Tuesday, December 20, 2005

27 March 2000 Finals for STS

27 March 2000

Finals for STS

What Barry Singer wrote about unaided intuition being likely to err is so true. A common trait that surpasses the boundaries of sex, age, and race is that people are notorious for wagging tongues and flapping ears. We take hearsay evidence and skin-deep assessments very seriously, and recklessly disseminate this information, often adding our own comments fired from the hip, without concrete evidence. Even though tattletales are disliked tabloids thrive, gossip columnists earn, and frauds fool much to their delight. For example, we denote clean and well dressed with decency. So much so that clever hold-uppers bathe or wear a tie before they hit.

My lola illustrated the unreliability of the senses once quite literally. I'm a big fan of Xena: The Warrior Princess and if you have watched that show (Sir?) you will know that they use a lot of special effects since the storyline is set in mythical Ancient Greece. With today's technology creating giants, sphinxes, and centaurs are a cinch. One such computer generated centaur in an episode of Xena fooled my grandmother. She said, and I quote from memory, "Nakakaaliw naman, meron ba talagang ganyan?" I think she wanted one for a pet.
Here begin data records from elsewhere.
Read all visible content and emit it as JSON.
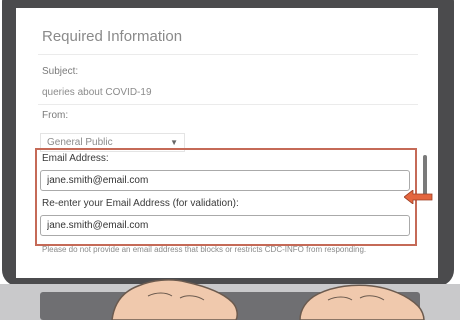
{
  "form": {
    "heading": "Required Information",
    "subject_label": "Subject:",
    "subject_value": "queries about COVID-19",
    "from_label": "From:",
    "from_value": "General Public",
    "email_label": "Email Address:",
    "email_value": "jane.smith@email.com",
    "reenter_label": "Re-enter your Email Address (for validation):",
    "reenter_value": "jane.smith@email.com",
    "note": "Please do not provide an email address that blocks or restricts CDC-INFO from responding."
  },
  "colors": {
    "highlight": "#c56a57",
    "arrow": "#e4663f",
    "bezel": "#4b4b4d",
    "skin": "#f0c9ad"
  },
  "icons": {
    "select_caret": "caret-down-icon",
    "pointer_arrow": "arrow-left-icon"
  }
}
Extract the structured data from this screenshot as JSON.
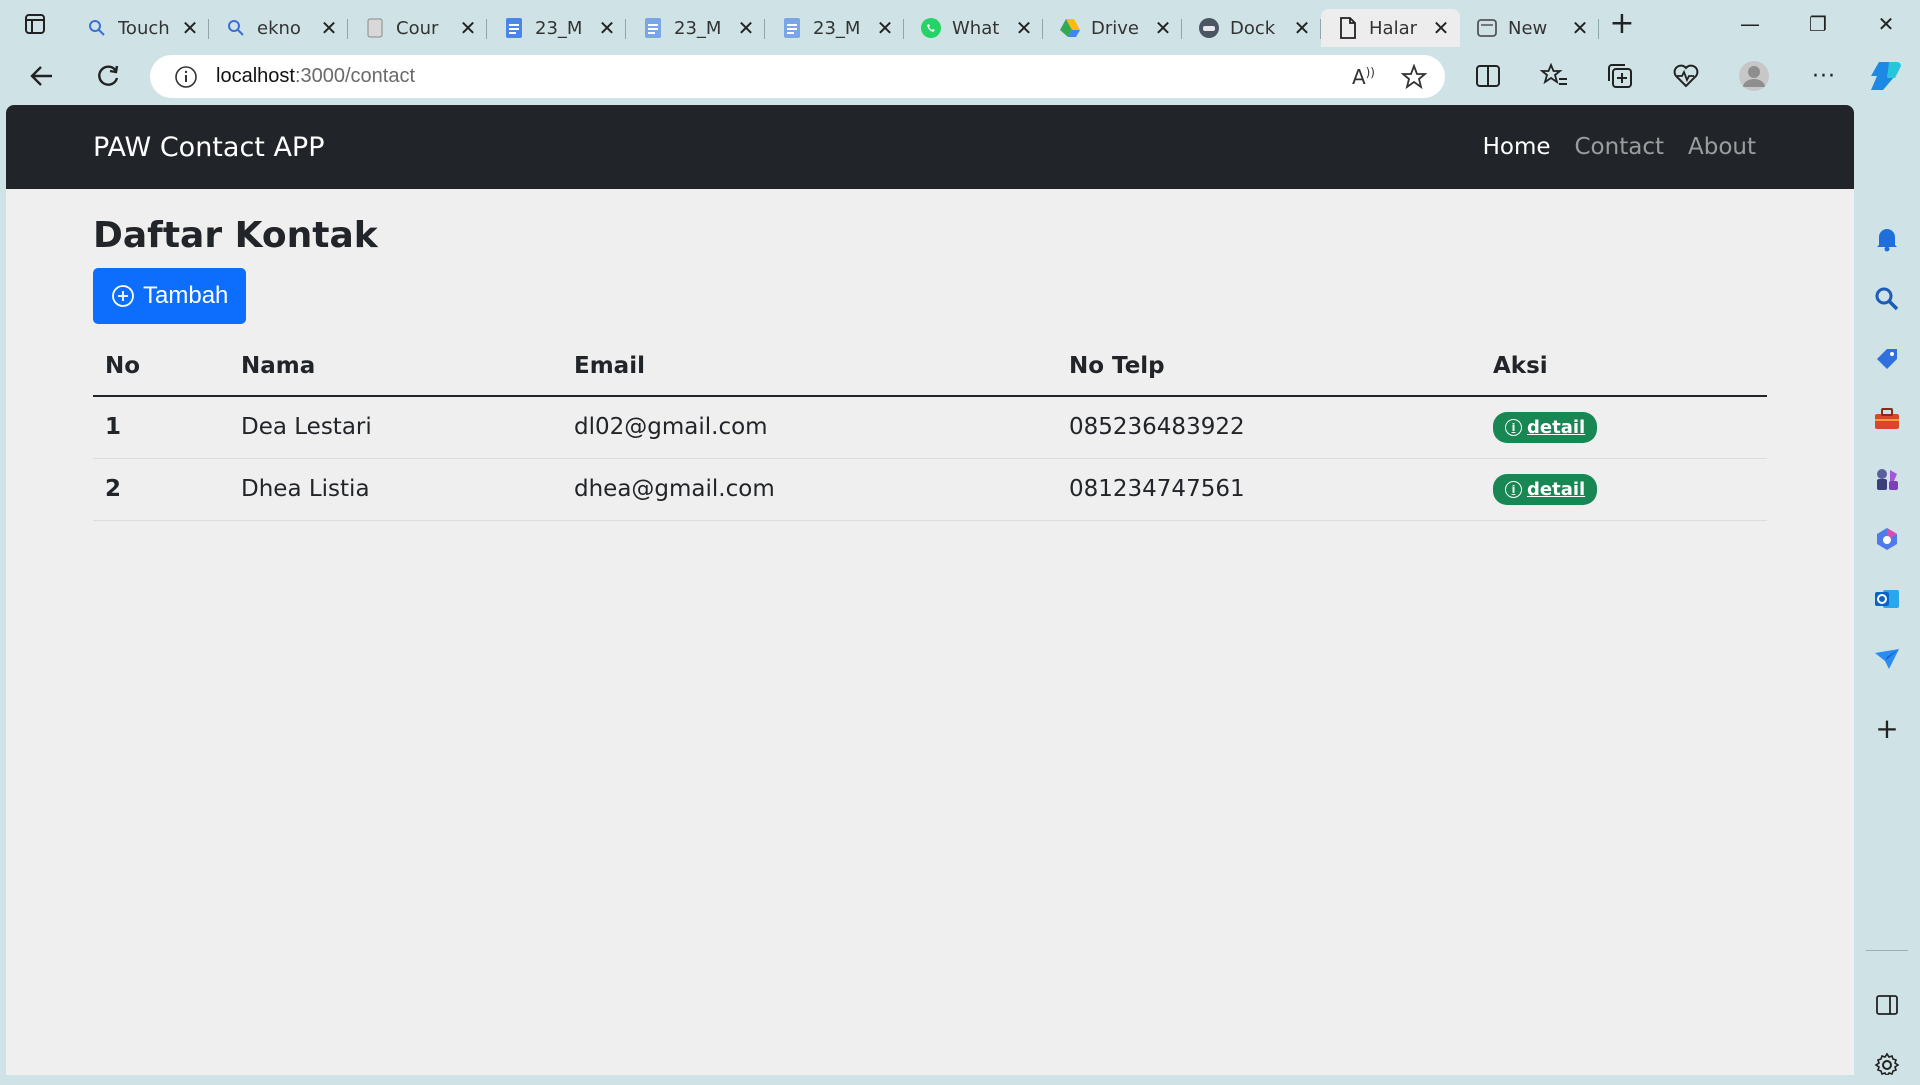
{
  "browser": {
    "tabs": [
      {
        "title": "Touch",
        "icon": "search-icon",
        "active": false
      },
      {
        "title": "ekno",
        "icon": "search-icon",
        "active": false
      },
      {
        "title": "Cour",
        "icon": "page-icon",
        "active": false
      },
      {
        "title": "23_M",
        "icon": "docs-icon",
        "active": false
      },
      {
        "title": "23_M",
        "icon": "docs-icon",
        "active": false
      },
      {
        "title": "23_M",
        "icon": "docs-icon",
        "active": false
      },
      {
        "title": "What",
        "icon": "whatsapp-icon",
        "active": false
      },
      {
        "title": "Drive",
        "icon": "drive-icon",
        "active": false
      },
      {
        "title": "Dock",
        "icon": "docker-icon",
        "active": false
      },
      {
        "title": "Halar",
        "icon": "file-icon",
        "active": true
      },
      {
        "title": "New",
        "icon": "newtab-icon",
        "active": false
      }
    ],
    "address": {
      "host": "localhost",
      "rest": ":3000/contact"
    }
  },
  "app": {
    "brand": "PAW Contact APP",
    "nav": {
      "home": "Home",
      "contact": "Contact",
      "about": "About"
    },
    "page_title": "Daftar Kontak",
    "add_button": "Tambah",
    "table": {
      "headers": {
        "no": "No",
        "nama": "Nama",
        "email": "Email",
        "telp": "No Telp",
        "aksi": "Aksi"
      },
      "rows": [
        {
          "no": "1",
          "nama": "Dea Lestari",
          "email": "dl02@gmail.com",
          "telp": "085236483922",
          "action": "detail"
        },
        {
          "no": "2",
          "nama": "Dhea Listia",
          "email": "dhea@gmail.com",
          "telp": "081234747561",
          "action": "detail"
        }
      ]
    }
  },
  "colors": {
    "navbar": "#212529",
    "primary": "#0d6efd",
    "success": "#198754",
    "chrome": "#cfe3e6",
    "page_bg": "#f0efef"
  }
}
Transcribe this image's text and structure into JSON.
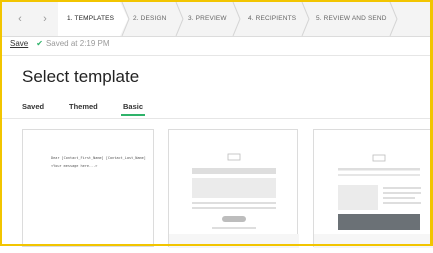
{
  "steps": {
    "prev_icon": "chevron-left-icon",
    "next_icon": "chevron-right-icon",
    "items": [
      {
        "label": "1. TEMPLATES",
        "active": true
      },
      {
        "label": "2. DESIGN",
        "active": false
      },
      {
        "label": "3. PREVIEW",
        "active": false
      },
      {
        "label": "4. RECIPIENTS",
        "active": false
      },
      {
        "label": "5. REVIEW AND SEND",
        "active": false
      }
    ]
  },
  "status": {
    "save_label": "Save",
    "saved_text": "Saved at 2:19 PM",
    "check_icon": "check-icon"
  },
  "page": {
    "title": "Select template"
  },
  "tabs": [
    {
      "label": "Saved",
      "active": false
    },
    {
      "label": "Themed",
      "active": false
    },
    {
      "label": "Basic",
      "active": true
    }
  ],
  "templates": [
    {
      "kind": "plain-text",
      "lines": [
        "Dear [Contact_First_Name] [Contact_Last_Name]",
        "<Your message here...>"
      ]
    },
    {
      "kind": "centered-layout"
    },
    {
      "kind": "side-image-layout"
    }
  ],
  "colors": {
    "accent": "#2fb36a",
    "frame": "#f2c500",
    "steps_bg": "#f4f4f4"
  }
}
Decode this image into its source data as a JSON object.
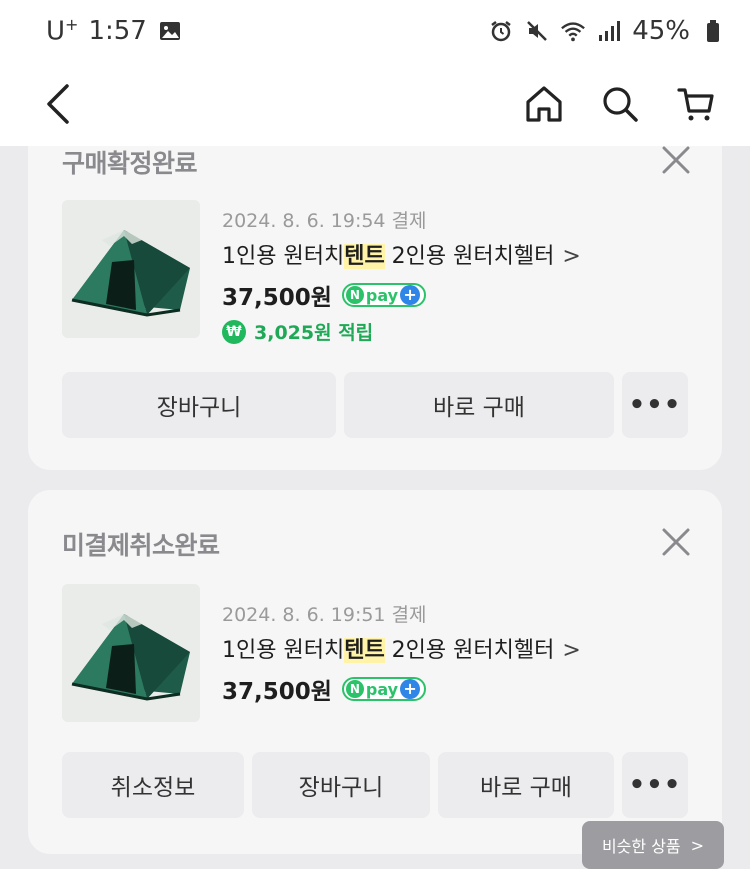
{
  "status_bar": {
    "carrier": "U",
    "carrier_sup": "+",
    "time": "1:57",
    "battery": "45%",
    "icons": [
      "image-icon",
      "alarm-icon",
      "mute-icon",
      "wifi-icon",
      "signal-icon",
      "battery-icon"
    ]
  },
  "nav": {
    "icons": [
      "back-icon",
      "home-icon",
      "search-icon",
      "cart-icon"
    ]
  },
  "orders": [
    {
      "status": "구매확정완료",
      "date": "2024. 8. 6. 19:54 결제",
      "name_before": "1인용 원터치",
      "name_highlight": "텐트",
      "name_after": " 2인용 원터치헬터",
      "chevron": ">",
      "price": "37,500원",
      "npay_n": "N",
      "npay_label": "pay",
      "npay_plus": "+",
      "points_icon": "₩",
      "points": "3,025원 적립",
      "buttons": [
        "장바구니",
        "바로 구매"
      ],
      "more": "•••"
    },
    {
      "status": "미결제취소완료",
      "date": "2024. 8. 6. 19:51 결제",
      "name_before": "1인용 원터치",
      "name_highlight": "텐트",
      "name_after": " 2인용 원터치헬터",
      "chevron": ">",
      "price": "37,500원",
      "npay_n": "N",
      "npay_label": "pay",
      "npay_plus": "+",
      "buttons": [
        "취소정보",
        "장바구니",
        "바로 구매"
      ],
      "more": "•••"
    }
  ],
  "floating": {
    "similar_label": "비슷한 상품",
    "chevron": ">"
  },
  "colors": {
    "background": "#ebebee",
    "card": "#f6f6f7",
    "npay_green": "#2bc26a",
    "points_green": "#1fa956",
    "highlight": "#fff3a8"
  }
}
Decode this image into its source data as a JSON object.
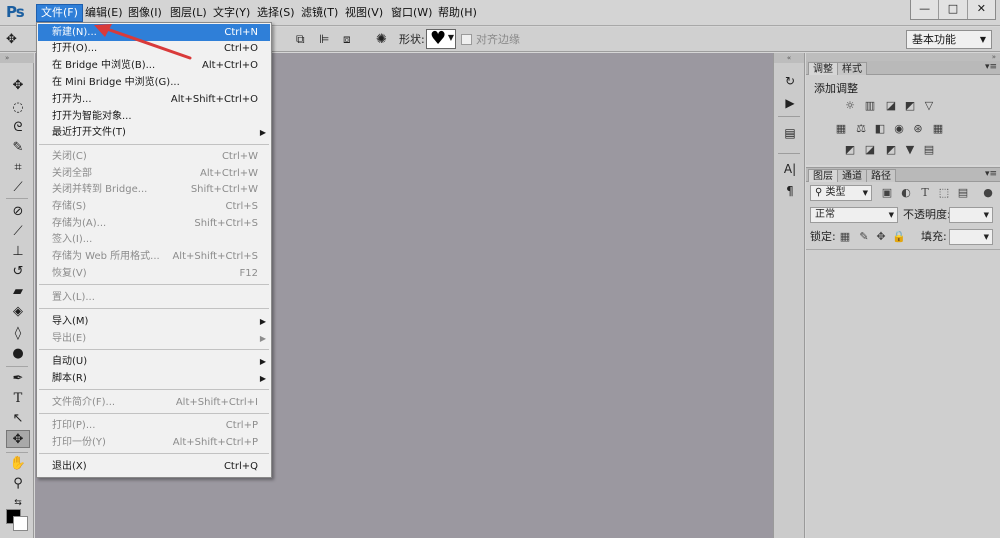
{
  "app": {
    "logo": "Ps"
  },
  "menubar": [
    {
      "label": "文件(F)",
      "active": true
    },
    {
      "label": "编辑(E)"
    },
    {
      "label": "图像(I)"
    },
    {
      "label": "图层(L)"
    },
    {
      "label": "文字(Y)"
    },
    {
      "label": "选择(S)"
    },
    {
      "label": "滤镜(T)"
    },
    {
      "label": "视图(V)"
    },
    {
      "label": "窗口(W)"
    },
    {
      "label": "帮助(H)"
    }
  ],
  "window_controls": {
    "minimize": "—",
    "restore": "□",
    "close": "✕"
  },
  "options_bar": {
    "shape_label": "形状:",
    "align_edges_label": "对齐边缘",
    "workspace": "基本功能"
  },
  "file_menu": [
    {
      "label": "新建(N)...",
      "shortcut": "Ctrl+N",
      "highlighted": true
    },
    {
      "label": "打开(O)...",
      "shortcut": "Ctrl+O"
    },
    {
      "label": "在 Bridge 中浏览(B)...",
      "shortcut": "Alt+Ctrl+O"
    },
    {
      "label": "在 Mini Bridge 中浏览(G)...",
      "shortcut": ""
    },
    {
      "label": "打开为...",
      "shortcut": "Alt+Shift+Ctrl+O"
    },
    {
      "label": "打开为智能对象...",
      "shortcut": ""
    },
    {
      "label": "最近打开文件(T)",
      "shortcut": "",
      "submenu": true
    },
    {
      "label": "关闭(C)",
      "shortcut": "Ctrl+W",
      "disabled": true
    },
    {
      "label": "关闭全部",
      "shortcut": "Alt+Ctrl+W",
      "disabled": true
    },
    {
      "label": "关闭并转到 Bridge...",
      "shortcut": "Shift+Ctrl+W",
      "disabled": true
    },
    {
      "label": "存储(S)",
      "shortcut": "Ctrl+S",
      "disabled": true
    },
    {
      "label": "存储为(A)...",
      "shortcut": "Shift+Ctrl+S",
      "disabled": true
    },
    {
      "label": "签入(I)...",
      "shortcut": "",
      "disabled": true
    },
    {
      "label": "存储为 Web 所用格式...",
      "shortcut": "Alt+Shift+Ctrl+S",
      "disabled": true
    },
    {
      "label": "恢复(V)",
      "shortcut": "F12",
      "disabled": true
    },
    {
      "label": "置入(L)...",
      "shortcut": "",
      "disabled": true
    },
    {
      "label": "导入(M)",
      "shortcut": "",
      "submenu": true
    },
    {
      "label": "导出(E)",
      "shortcut": "",
      "submenu": true,
      "disabled": true
    },
    {
      "label": "自动(U)",
      "shortcut": "",
      "submenu": true
    },
    {
      "label": "脚本(R)",
      "shortcut": "",
      "submenu": true
    },
    {
      "label": "文件简介(F)...",
      "shortcut": "Alt+Shift+Ctrl+I",
      "disabled": true
    },
    {
      "label": "打印(P)...",
      "shortcut": "Ctrl+P",
      "disabled": true
    },
    {
      "label": "打印一份(Y)",
      "shortcut": "Alt+Shift+Ctrl+P",
      "disabled": true
    },
    {
      "label": "退出(X)",
      "shortcut": "Ctrl+Q"
    }
  ],
  "adjustments_panel": {
    "tabs": [
      "调整",
      "样式"
    ],
    "title": "添加调整"
  },
  "layers_panel": {
    "tabs": [
      "图层",
      "通道",
      "路径"
    ],
    "filter_kind": "类型",
    "blend_mode": "正常",
    "opacity_label": "不透明度:",
    "lock_label": "锁定:",
    "fill_label": "填充:"
  },
  "colors": {
    "menu_highlight": "#2f7fd8",
    "canvas_bg": "#9b98a0",
    "arrow": "#d93a3a"
  }
}
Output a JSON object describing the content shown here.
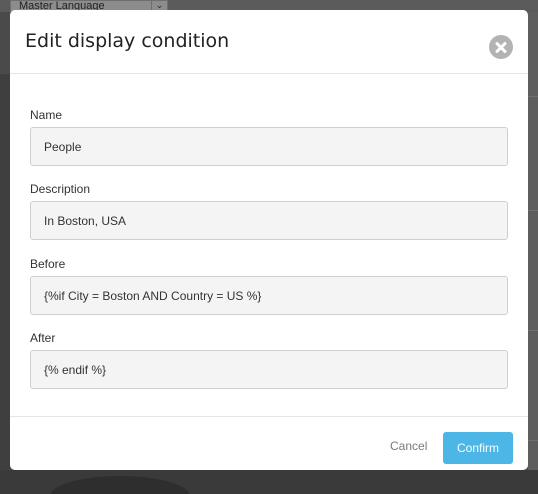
{
  "background": {
    "language_select": {
      "value": "Master Language"
    }
  },
  "dialog": {
    "title": "Edit display condition",
    "fields": {
      "name": {
        "label": "Name",
        "value": "People"
      },
      "description": {
        "label": "Description",
        "value": "In Boston, USA"
      },
      "before": {
        "label": "Before",
        "value": "{%if City = Boston AND Country = US %}"
      },
      "after": {
        "label": "After",
        "value": "{% endif %}"
      }
    },
    "footer": {
      "cancel_label": "Cancel",
      "confirm_label": "Confirm"
    }
  },
  "colors": {
    "accent": "#4cb6e6",
    "overlay": "#4a4a4a"
  }
}
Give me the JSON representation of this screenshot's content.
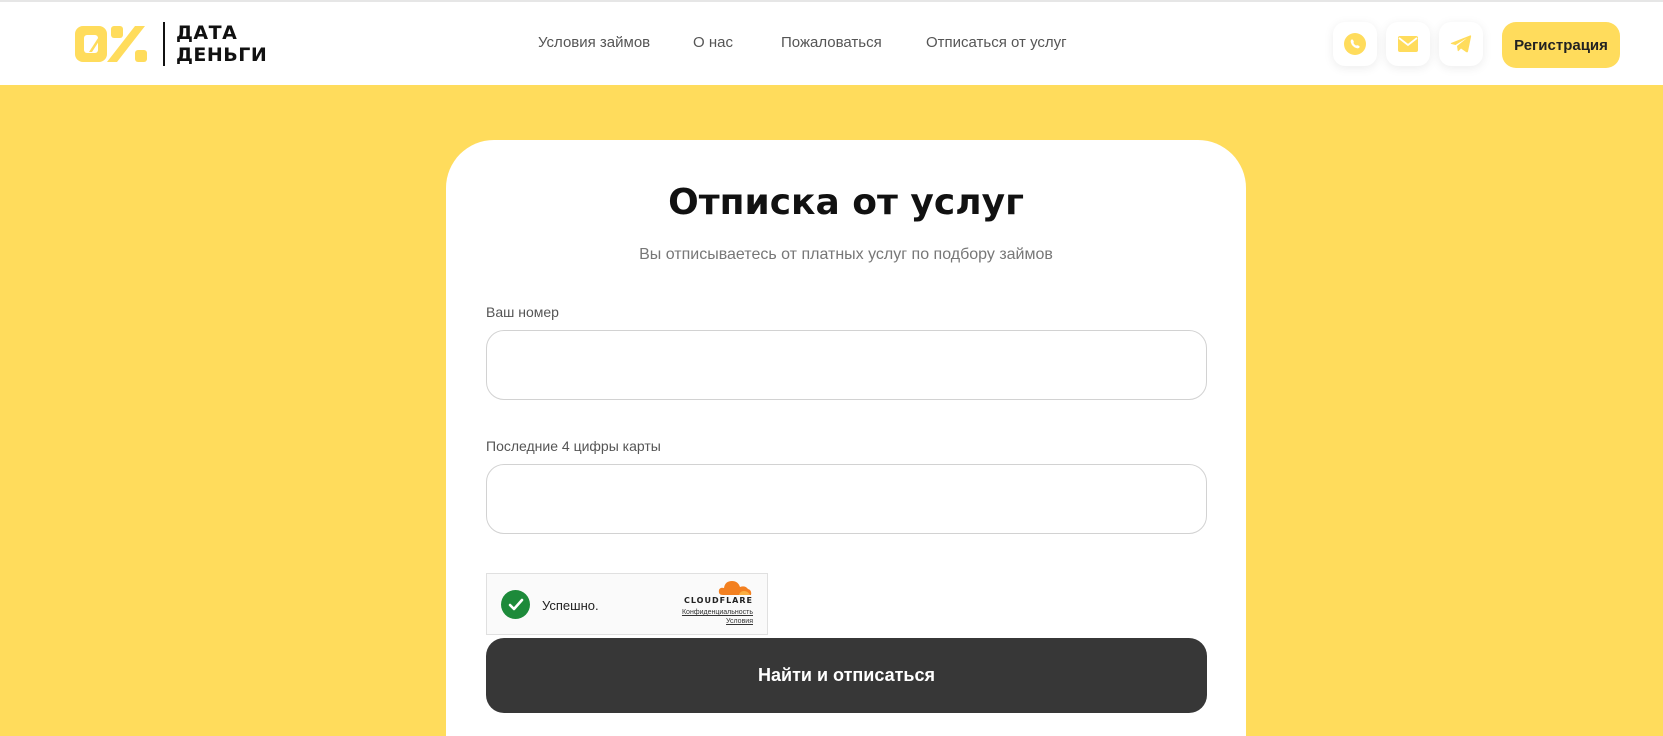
{
  "brand": {
    "line1": "ДАТА",
    "line2": "ДЕНЬГИ",
    "accent": "#ffdc5c"
  },
  "nav": {
    "items": [
      {
        "label": "Условия займов"
      },
      {
        "label": "О нас"
      },
      {
        "label": "Пожаловаться"
      },
      {
        "label": "Отписаться от услуг"
      }
    ]
  },
  "header_actions": {
    "icons": [
      "phone-icon",
      "mail-icon",
      "telegram-icon"
    ],
    "register_label": "Регистрация"
  },
  "form": {
    "title": "Отписка от услуг",
    "subtitle": "Вы отписываетесь от платных услуг по подбору займов",
    "phone_label": "Ваш номер",
    "phone_value": "",
    "card_label": "Последние 4 цифры карты",
    "card_value": "",
    "submit_label": "Найти и отписаться"
  },
  "captcha": {
    "status": "Успешно.",
    "provider": "CLOUDFLARE",
    "privacy": "Конфиденциальность",
    "terms": "Условия",
    "status_color": "#1d8a3a"
  },
  "colors": {
    "background": "#ffdc5c",
    "button_dark": "#373737"
  }
}
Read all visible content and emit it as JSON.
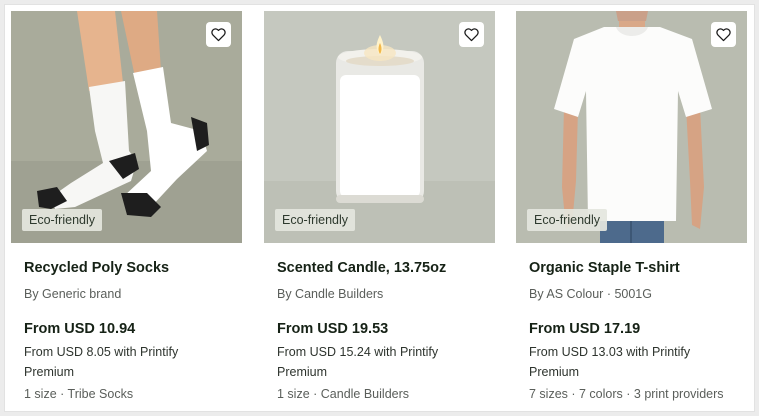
{
  "products": [
    {
      "badge": "Eco-friendly",
      "title": "Recycled Poly Socks",
      "brand": "By Generic brand",
      "price": "From USD 10.94",
      "premium": "From USD 8.05 with Printify Premium",
      "meta": "1 size · Tribe Socks",
      "image_bg": "#a9ab9b",
      "favorite_icon": "heart-outline-icon"
    },
    {
      "badge": "Eco-friendly",
      "title": "Scented Candle, 13.75oz",
      "brand": "By Candle Builders",
      "price": "From USD 19.53",
      "premium": "From USD 15.24 with Printify Premium",
      "meta": "1 size · Candle Builders",
      "image_bg": "#c5c8bf",
      "favorite_icon": "heart-outline-icon"
    },
    {
      "badge": "Eco-friendly",
      "title": "Organic Staple T-shirt",
      "brand": "By AS Colour · 5001G",
      "price": "From USD 17.19",
      "premium": "From USD 13.03 with Printify Premium",
      "meta": "7 sizes · 7 colors · 3 print providers",
      "image_bg": "#b9bcb0",
      "favorite_icon": "heart-outline-icon"
    }
  ]
}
On the topic of our elders, I wonder where they got the idea that a dot of lipstick on the forehead could ward away sickness. I could only imagine that maybe some lucky mother from circa 1920's Philippines kissed her baby on the forehead, while an epidemic was raging on. This lipstick on the forehead technique must have gone the same path as drilling holes on the skull to relive headaches, and changing sleeping positions to ward off the Black Death. After all, if something itches you scratch it. It works, and that is based on intuition. Of course today we know better. Or at least we know "we know better".

It's hard to admit that we were thrown into this world without a map, or an owner's manual as the High Commander, Dick Solomon of 3rd Rock From the Sun, despairs (I watch a lot of television). Admitting that we do not know anything absolutely is scary. This loss of control is a devastating blow to our ego. This is why to seemingly have an uncanny intuition is something that people boast of. It gives a feeling of being more in tune with the world than other people. It is an arrogant feeling that one is able to rationalize unaided. However, this equivocalness to facts is dangerous at its worst, and at its least could lead to some silly assumptions.

When the reproductive system was introduced to us in elementary level Biology, my friend and I, because of gaping holes in our accumulated information (we were still into the introduction of the parts), assumed that kissing was how one conceived a baby. I remember us seriously puzzling over the phenomena of pregnancy, and concluding that the gland in the brain that releases the sexual hormones (pituary? endocrine?) also released the egg cells in women and sperm cells in men. The egg, we surmised, was fertilized somewhere in the head, and then the zygote proceeds on to its long trek to the woman's uterus. The biggest hitch to our theory was how the fertilized egg bypasses the digestive system. All I can say is thank God for science, because if I was a caveman I don't think my progeny would last long.